Le marxisme est vivant !

21 juin 2012, 00:18, par via CD

EVOLUTION DU NATIONALISME QUEBECOIS ET MARXISMES
Séparatisme, indépendantisme, souverainisme.

Ces trois notions - séparatisme, indépendantisme, souverainisme - indique avec plus ou moins de force la volonté de la population du Québec de constituer un "vivre ensemble" séparé du Canada. Cette volonté s’est manifestée fortement au moment des processus de décolonisation d’après-guerre et surtout vers 1968 mais elle en fait est plus ancienne. Le nationalisme francophone en Amérique remonte jusqu’à 1534, année de la découverte du Québec par Jacques Cartier. On cite une date proche avec fondation en 1608 de la Ville de Québec par Samuel Champlain. Une colonie française s’installe dans le Canada-Est.

Quel Marx ?

Avant la décennie 1960, dans le Québec francophone, la pensée de Marx et des auteurs marxistes n’est pas absente de l’enseignement universitaire mais elle sert essentiellement de repoussoir à la doctrine sociale de l’Église. Le marxisme ne fait pas partie des théories agréées par l’autorité catholique ; il est condamné parce qu’il est athée et fondé sur les postulats philosophiques du matérialisme. Il prône en plus la lutte des classes et la révolution prolétarienne dans le but d’instaurer le communisme. Nicole LAURIN
Le marxisme est venu féconder le mouvement nationaliste québécois vers 1963 - 68. Jean-Marc Piotte compare les vues de Serge Mallet et d’André Gorz sur les rapports entre réforme et révolution (Piotte, 1965a). Pierre Maheu aborde le thème de la justice de classe en s’appuyant sur une conception marxiste du droit dont les notions proviennent de deux articles, l’un de Nicos Poulantzas et l’autre de Jean-Marie Vincent (Maheu, 1965). De son côté, Piotte a découvert le Traité d’économie marxiste du trotskiste Ernest Mandel dont la lecture, affirme-t-il, lui permet de comprendre Marx (Piotte, 1965b). Il n’a jamais lu Le Capital, jugé trop difficile, mais il insiste néanmoins sur le fait que sa « vision du monde » prend sa source désormais dans le « marxisme-léninisme » (Piotte, 1965b, p. 109). André Pollender s’appuie sur l’économiste marxiste français Henri Denis dans un article sur la planification en URSS (Pollender, 1965). Les théories économiques de Marx, telles qu’appliquées en URSS, sont exposées par Georges Kostakeff dans « Marxisme et créditisme » (Kostakeff, 1966). Chamberland se réfère lui explicitement à l’ouvrage de Louis Althusser, Pour Marx.

Première décantation

Le thème « Aliénation et dépossession » devient fort après 1967, au détriment du langage de la colonisation et de la décolonisation qui s’éclipse. Formé à l’anthropologie culturelle, Marcel Rioux s’est intéressé au marxisme et au socialisme dans les années 1940, lors d’un séjour à Paris. Dans son Essai de sociologie critique, en 1978, il affirme privilégier un marxisme culturel qui serait distinct du marxisme économique (Rioux, 1978). Cette version humaniste du marxisme se rapprocherait de la pensée d’Ernst Bloch et de l’école de Francfort.

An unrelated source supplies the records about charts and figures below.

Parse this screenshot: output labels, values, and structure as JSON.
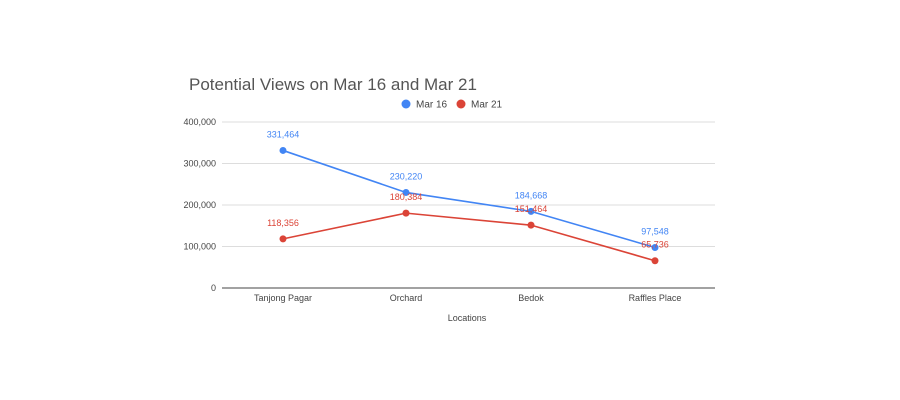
{
  "chart_data": {
    "type": "line",
    "title": "Potential Views on Mar 16 and Mar 21",
    "xlabel": "Locations",
    "ylabel": "",
    "categories": [
      "Tanjong Pagar",
      "Orchard",
      "Bedok",
      "Raffles Place"
    ],
    "ylim": [
      0,
      400000
    ],
    "yticks": [
      0,
      100000,
      200000,
      300000,
      400000
    ],
    "ytick_labels": [
      "0",
      "100,000",
      "200,000",
      "300,000",
      "400,000"
    ],
    "grid": true,
    "legend_position": "top",
    "series": [
      {
        "name": "Mar 16",
        "color": "#4285f4",
        "values": [
          331464,
          230220,
          184668,
          97548
        ],
        "labels": [
          "331,464",
          "230,220",
          "184,668",
          "97,548"
        ]
      },
      {
        "name": "Mar 21",
        "color": "#db4437",
        "values": [
          118356,
          180384,
          151464,
          65736
        ],
        "labels": [
          "118,356",
          "180,384",
          "151,464",
          "65,736"
        ]
      }
    ]
  }
}
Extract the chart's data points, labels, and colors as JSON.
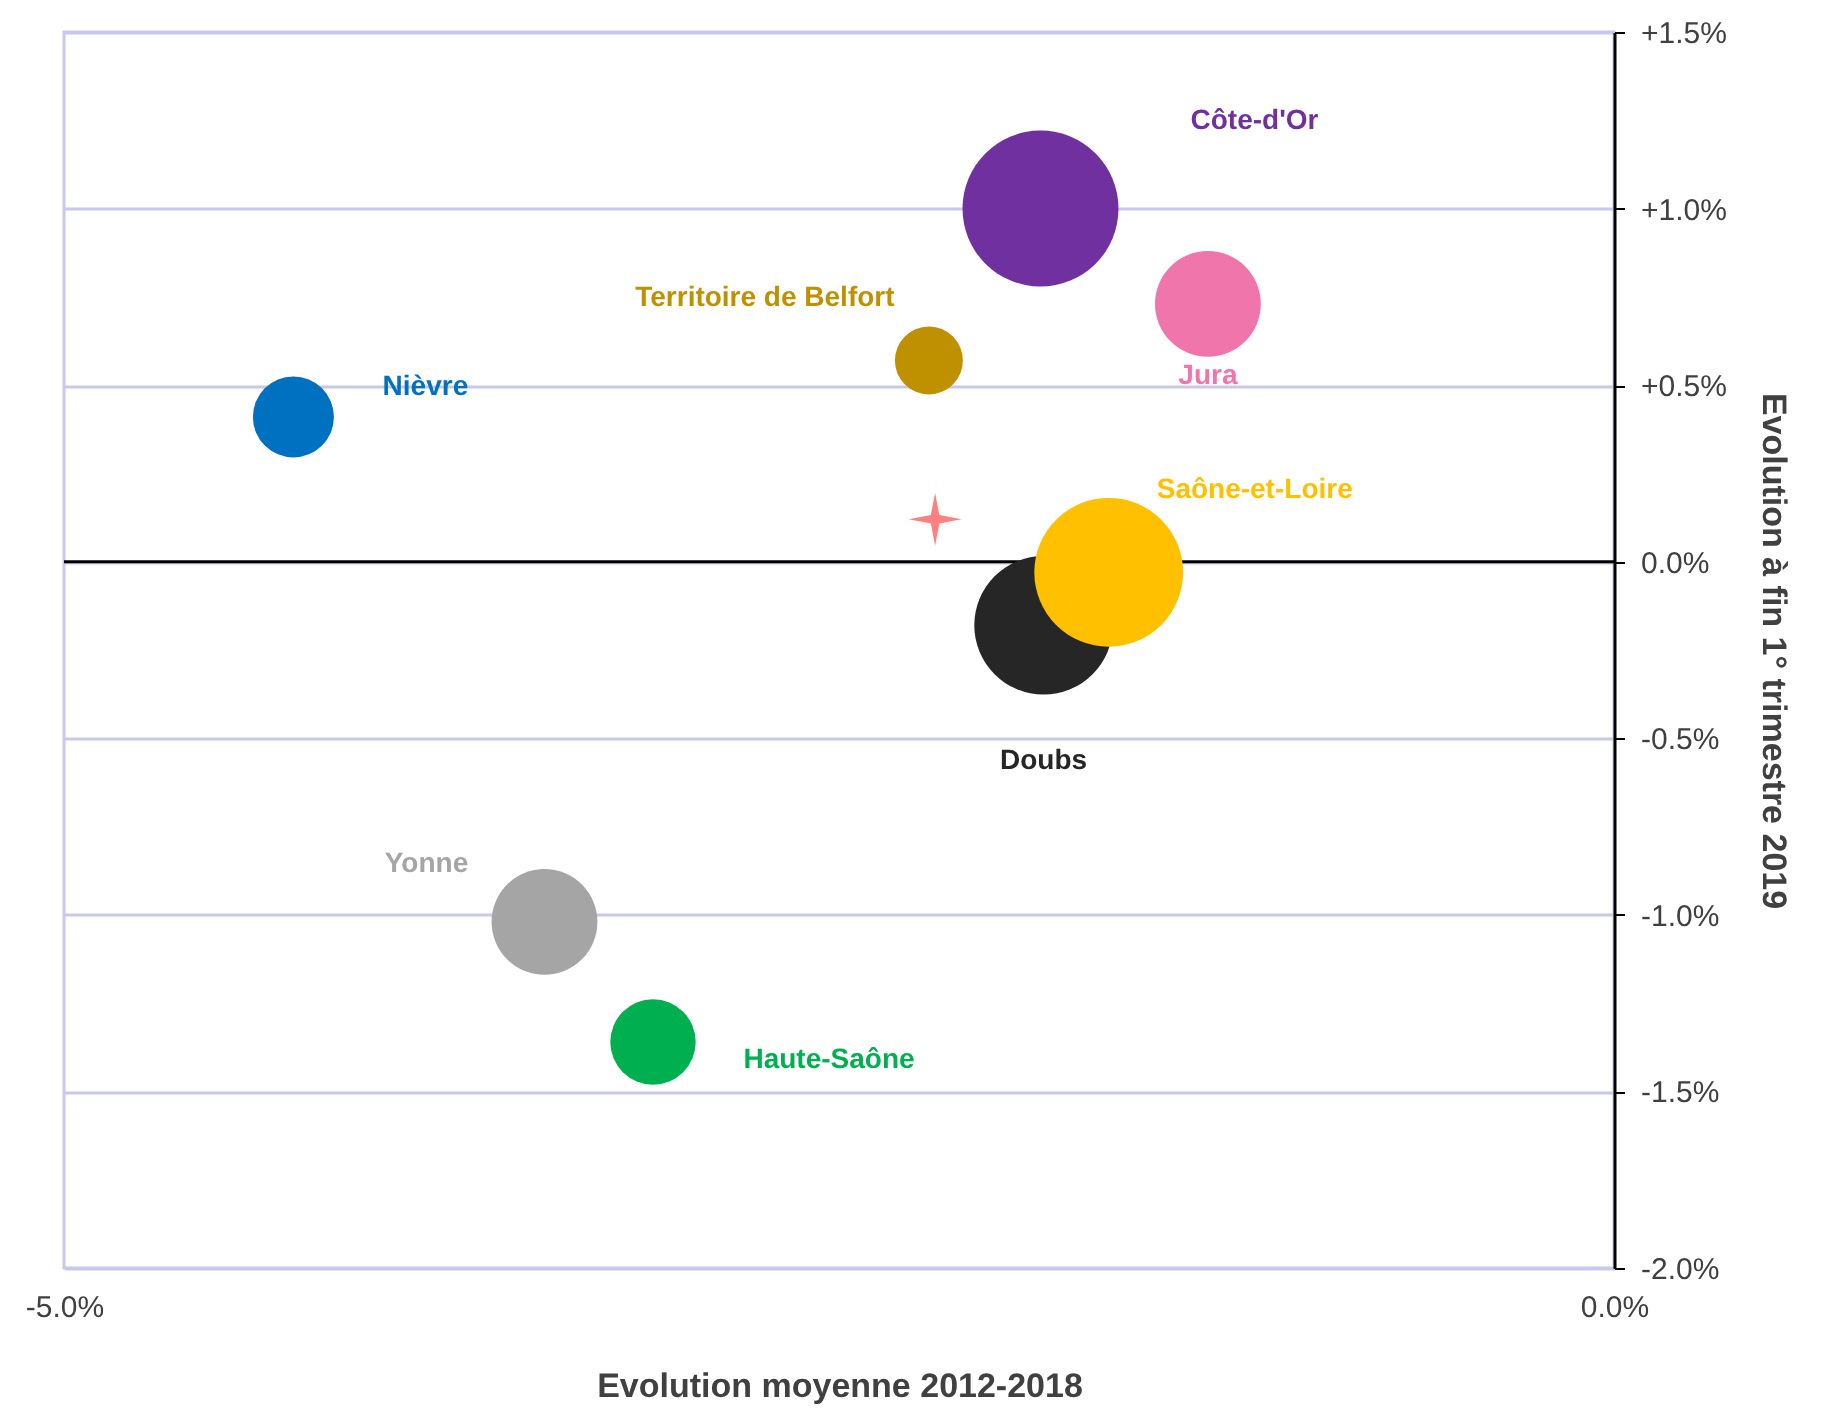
{
  "chart_data": {
    "type": "bubble",
    "xlabel": "Evolution moyenne 2012-2018",
    "ylabel": "Evolution à fin 1° trimestre 2019",
    "series": [
      {
        "name": "Nièvre",
        "color": "#0070c0",
        "x": [
          -4.26
        ],
        "values": [
          0.41
        ],
        "sizes": [
          0.27
        ]
      },
      {
        "name": "Territoire de Belfort",
        "color": "#bf9000",
        "x": [
          -2.21
        ],
        "values": [
          0.57
        ],
        "sizes": [
          0.19
        ]
      },
      {
        "name": "Côte-d'Or",
        "color": "#7030a0",
        "x": [
          -1.85
        ],
        "values": [
          1.0
        ],
        "sizes": [
          1
        ]
      },
      {
        "name": "Jura",
        "color": "#f075aa",
        "x": [
          -1.31
        ],
        "values": [
          0.73
        ],
        "sizes": [
          0.46
        ]
      },
      {
        "name": "Doubs",
        "color": "#262626",
        "x": [
          -1.84
        ],
        "values": [
          -0.18
        ],
        "sizes": [
          0.79
        ]
      },
      {
        "name": "Saône-et-Loire",
        "color": "#ffc000",
        "x": [
          -1.63
        ],
        "values": [
          -0.03
        ],
        "sizes": [
          0.91
        ]
      },
      {
        "name": "Yonne",
        "color": "#a5a5a5",
        "x": [
          -3.45
        ],
        "values": [
          -1.02
        ],
        "sizes": [
          0.46
        ]
      },
      {
        "name": "Haute-Saône",
        "color": "#00b050",
        "x": [
          -3.1
        ],
        "values": [
          -1.36
        ],
        "sizes": [
          0.3
        ]
      },
      {
        "type": "scatter",
        "marker": "star",
        "color": "#ff8080",
        "x": [
          -2.19
        ],
        "values": [
          0.12
        ]
      }
    ],
    "xlim": [
      -5,
      0
    ],
    "xticks": [
      {
        "value": -5,
        "label": "-5.0%"
      },
      {
        "value": 0,
        "label": "0.0%"
      }
    ],
    "ylim": [
      -2,
      1.5
    ],
    "yticks": [
      {
        "value": -2,
        "label": "-2.0%"
      },
      {
        "value": -1.5,
        "label": "-1.5%"
      },
      {
        "value": -1,
        "label": "-1.0%"
      },
      {
        "value": -0.5,
        "label": "-0.5%"
      },
      {
        "value": 0,
        "label": "0.0%"
      },
      {
        "value": 0.5,
        "label": "+0.5%"
      },
      {
        "value": 1,
        "label": "+1.0%"
      },
      {
        "value": 1.5,
        "label": "+1.5%"
      }
    ],
    "grid": "y",
    "legend": false,
    "ref_lines": [
      {
        "axis": "y",
        "value": 0,
        "color": "#000000"
      }
    ]
  }
}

Nationalisme et socialisme :

Jean-Guy Loranger essaie lui de clarifier ce qu’il considère comme ses positions nationalistes par rapport aux positions socialistes de Van Schendel (Loranger, 1969). Loranger veut « justifier les fondements de la nation québécoise sur les plans culturel, social, économique et politique » de même que « les possibilités de la réalisation socialiste de la nation québécoise » (Loranger, 1969, p. 43).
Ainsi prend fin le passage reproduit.